December 19, 2012
How The Brain Categorizes Thousands Of Objects And Actions Revealed By New Study
[ Watch The Video ]Humans perceive numerous categories of objects and actions, but where are these categories represented spatially in the brain? Researchers reporting in the December 20 issue of the Cell Press journal Neuron present their study that undertook the remarkable task of determining how the brain maps over a thousand object and action categories when subjects watched natural movie clips. The results demonstrate that the brain efficiently represents the diversity of categories in a compact space. Instead of having a distinct brain area devoted to each category, as previous work had identified, for some but not all types of stimuli, the researchers uncovered that brain activity is organized by the relationship between categories.

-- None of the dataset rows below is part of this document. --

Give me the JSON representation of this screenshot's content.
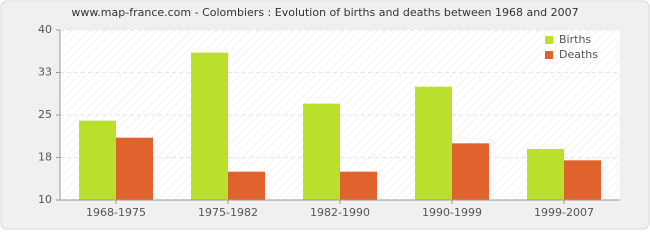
{
  "chart_data": {
    "type": "bar",
    "title": "www.map-france.com - Colombiers : Evolution of births and deaths between 1968 and 2007",
    "categories": [
      "1968-1975",
      "1975-1982",
      "1982-1990",
      "1990-1999",
      "1999-2007"
    ],
    "series": [
      {
        "name": "Births",
        "color": "#b8e02c",
        "values": [
          24,
          36,
          27,
          30,
          19
        ]
      },
      {
        "name": "Deaths",
        "color": "#e0622d",
        "values": [
          21,
          15,
          15,
          20,
          17
        ]
      }
    ],
    "ylim": [
      10,
      40
    ],
    "yticks": [
      10,
      {
        "value": 17.5,
        "label": "18"
      },
      25,
      {
        "value": 32.5,
        "label": "33"
      },
      40
    ],
    "grid": true,
    "legend": "top-right"
  }
}
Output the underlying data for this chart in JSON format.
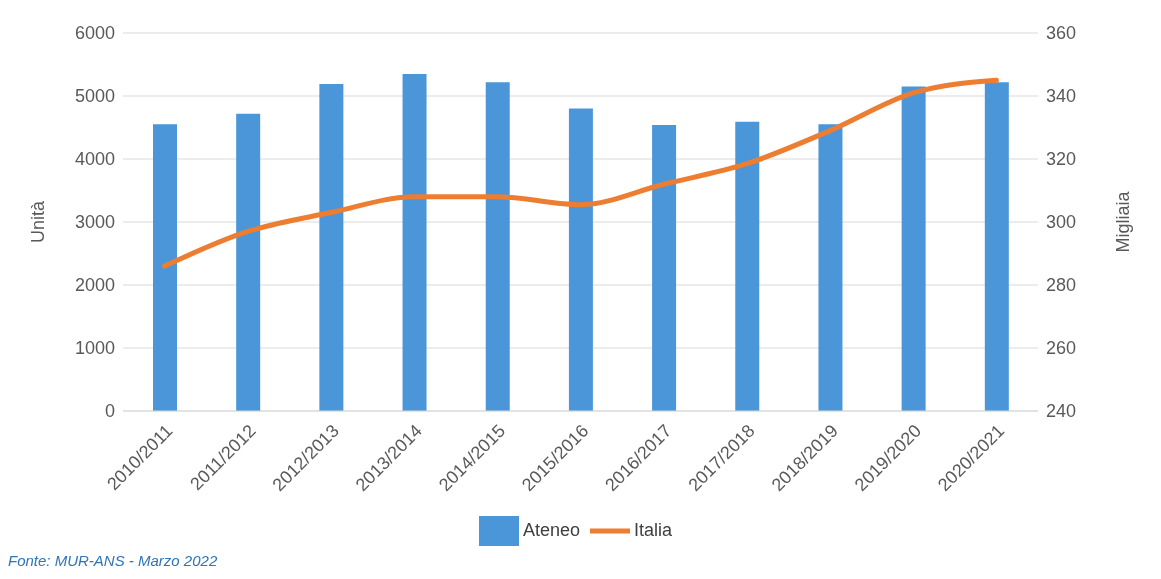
{
  "chart_data": {
    "type": "bar",
    "categories": [
      "2010/2011",
      "2011/2012",
      "2012/2013",
      "2013/2014",
      "2014/2015",
      "2015/2016",
      "2016/2017",
      "2017/2018",
      "2018/2019",
      "2019/2020",
      "2020/2021"
    ],
    "series": [
      {
        "name": "Ateneo",
        "color": "#4a96d9",
        "values": [
          4550,
          4720,
          5190,
          5350,
          5220,
          4800,
          4540,
          4590,
          4550,
          5150,
          5220
        ]
      },
      {
        "name": "Italia",
        "type": "line",
        "axis": "y2",
        "color": "#ed7d31",
        "values": [
          286,
          297,
          303,
          308,
          308,
          305.5,
          312,
          318.5,
          329,
          341,
          345
        ]
      }
    ],
    "ylabel": "Unità",
    "y2label": "Migliaia",
    "ylim": [
      0,
      6000
    ],
    "yticks": [
      0,
      1000,
      2000,
      3000,
      4000,
      5000,
      6000
    ],
    "y2lim": [
      240,
      360
    ],
    "y2ticks": [
      240,
      260,
      280,
      300,
      320,
      340,
      360
    ],
    "grid": "y",
    "legend": "bottom",
    "marker": "none",
    "annotations": [
      "Fonte: MUR-ANS - Marzo 2022"
    ]
  }
}
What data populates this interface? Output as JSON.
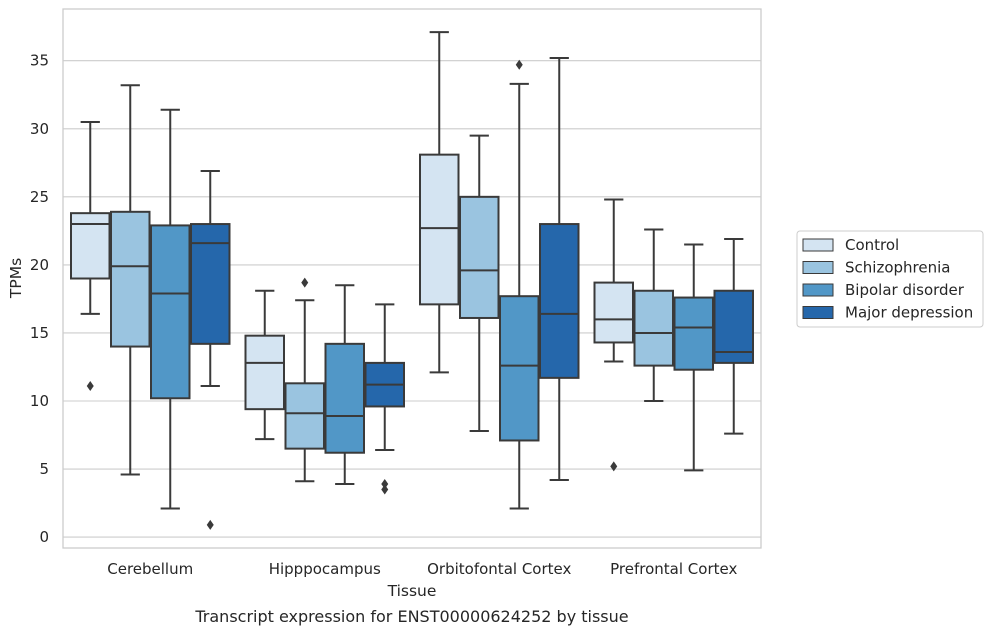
{
  "caption": "Transcript expression for ENST00000624252 by tissue",
  "chart_data": {
    "type": "boxplot",
    "xlabel": "Tissue",
    "ylabel": "TPMs",
    "ylim": [
      -0.8,
      38.8
    ],
    "yticks": [
      0,
      5,
      10,
      15,
      20,
      25,
      30,
      35
    ],
    "grid": "horizontal",
    "legend_position": "right",
    "categories": [
      "Cerebellum",
      "Hipppocampus",
      "Orbitofontal Cortex",
      "Prefrontal Cortex"
    ],
    "series": [
      {
        "name": "Control",
        "color": "#d4e4f2",
        "boxes": [
          {
            "min": 16.4,
            "q1": 19.0,
            "median": 23.0,
            "q3": 23.8,
            "max": 30.5,
            "outliers": [
              11.1
            ]
          },
          {
            "min": 7.2,
            "q1": 9.4,
            "median": 12.8,
            "q3": 14.8,
            "max": 18.1,
            "outliers": []
          },
          {
            "min": 12.1,
            "q1": 17.1,
            "median": 22.7,
            "q3": 28.1,
            "max": 37.1,
            "outliers": []
          },
          {
            "min": 12.9,
            "q1": 14.3,
            "median": 16.0,
            "q3": 18.7,
            "max": 24.8,
            "outliers": [
              5.2
            ]
          }
        ]
      },
      {
        "name": "Schizophrenia",
        "color": "#9ac4e0",
        "boxes": [
          {
            "min": 4.6,
            "q1": 14.0,
            "median": 19.9,
            "q3": 23.9,
            "max": 33.2,
            "outliers": []
          },
          {
            "min": 4.1,
            "q1": 6.5,
            "median": 9.1,
            "q3": 11.3,
            "max": 17.4,
            "outliers": [
              18.7
            ]
          },
          {
            "min": 7.8,
            "q1": 16.1,
            "median": 19.6,
            "q3": 25.0,
            "max": 29.5,
            "outliers": []
          },
          {
            "min": 10.0,
            "q1": 12.6,
            "median": 15.0,
            "q3": 18.1,
            "max": 22.6,
            "outliers": []
          }
        ]
      },
      {
        "name": "Bipolar disorder",
        "color": "#5197c7",
        "boxes": [
          {
            "min": 2.1,
            "q1": 10.2,
            "median": 17.9,
            "q3": 22.9,
            "max": 31.4,
            "outliers": []
          },
          {
            "min": 3.9,
            "q1": 6.2,
            "median": 8.9,
            "q3": 14.2,
            "max": 18.5,
            "outliers": []
          },
          {
            "min": 2.1,
            "q1": 7.1,
            "median": 12.6,
            "q3": 17.7,
            "max": 33.3,
            "outliers": [
              34.7
            ]
          },
          {
            "min": 4.9,
            "q1": 12.3,
            "median": 15.4,
            "q3": 17.6,
            "max": 21.5,
            "outliers": []
          }
        ]
      },
      {
        "name": "Major depression",
        "color": "#2567ab",
        "boxes": [
          {
            "min": 11.1,
            "q1": 14.2,
            "median": 21.6,
            "q3": 23.0,
            "max": 26.9,
            "outliers": [
              0.9
            ]
          },
          {
            "min": 6.4,
            "q1": 9.6,
            "median": 11.2,
            "q3": 12.8,
            "max": 17.1,
            "outliers": [
              3.9,
              3.5
            ]
          },
          {
            "min": 4.2,
            "q1": 11.7,
            "median": 16.4,
            "q3": 23.0,
            "max": 35.2,
            "outliers": []
          },
          {
            "min": 7.6,
            "q1": 12.8,
            "median": 13.6,
            "q3": 18.1,
            "max": 21.9,
            "outliers": []
          }
        ]
      }
    ]
  }
}
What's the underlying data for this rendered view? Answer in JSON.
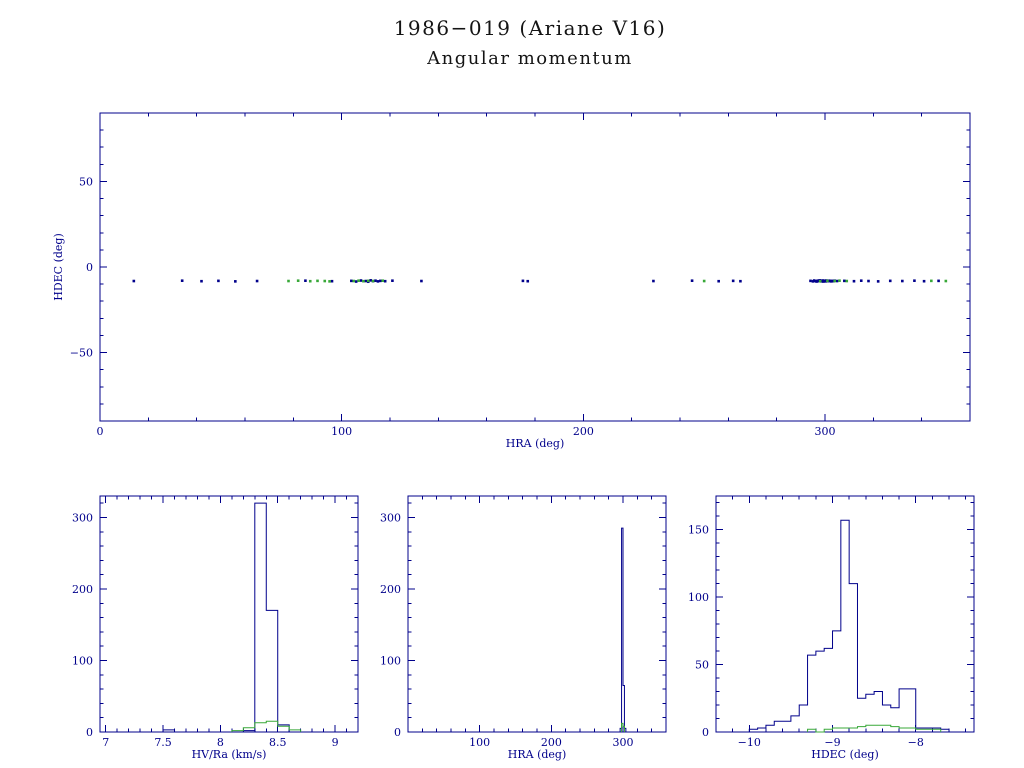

"Humans can recognize thousands of categories. Given the limited size of the human brain, it seems unreasonable to expect that every category is represented in a distinct brain area," says first author Alex Huth, a graduate student working in Dr. Jack Gallant's laboratory at the University of California, Berkeley.
The authors proposed that perhaps a more efficient way for the brain to represent object and action categories would be to organize them into a continuous space that reflects the similarity between categories.
To test this hypothesis, they used blood oxygen level-dependent functional magnetic resonance imaging (BOLD fMRI) to measure human brain activity evoked by natural movies in five people. They then mapped out how 1,705 distinct object and action categories are represented across the surface of the cortex of the brain. Their results show that categories are organized as smooth gradients that cover much of the surface of the visual as well as nonvisual cortex, such that similar categories are located next to each other, and notably, this organization was shared across the individuals imaged.
"Discovering the feature space that the brain uses to represent information helps us to recover functional maps across the cortical surface. The brain probably uses similar mechanisms to map other kinds of information across the cortical surface, so our approach should be widely applicable to other areas of cognitive neuroscience," says Dr. Gallant.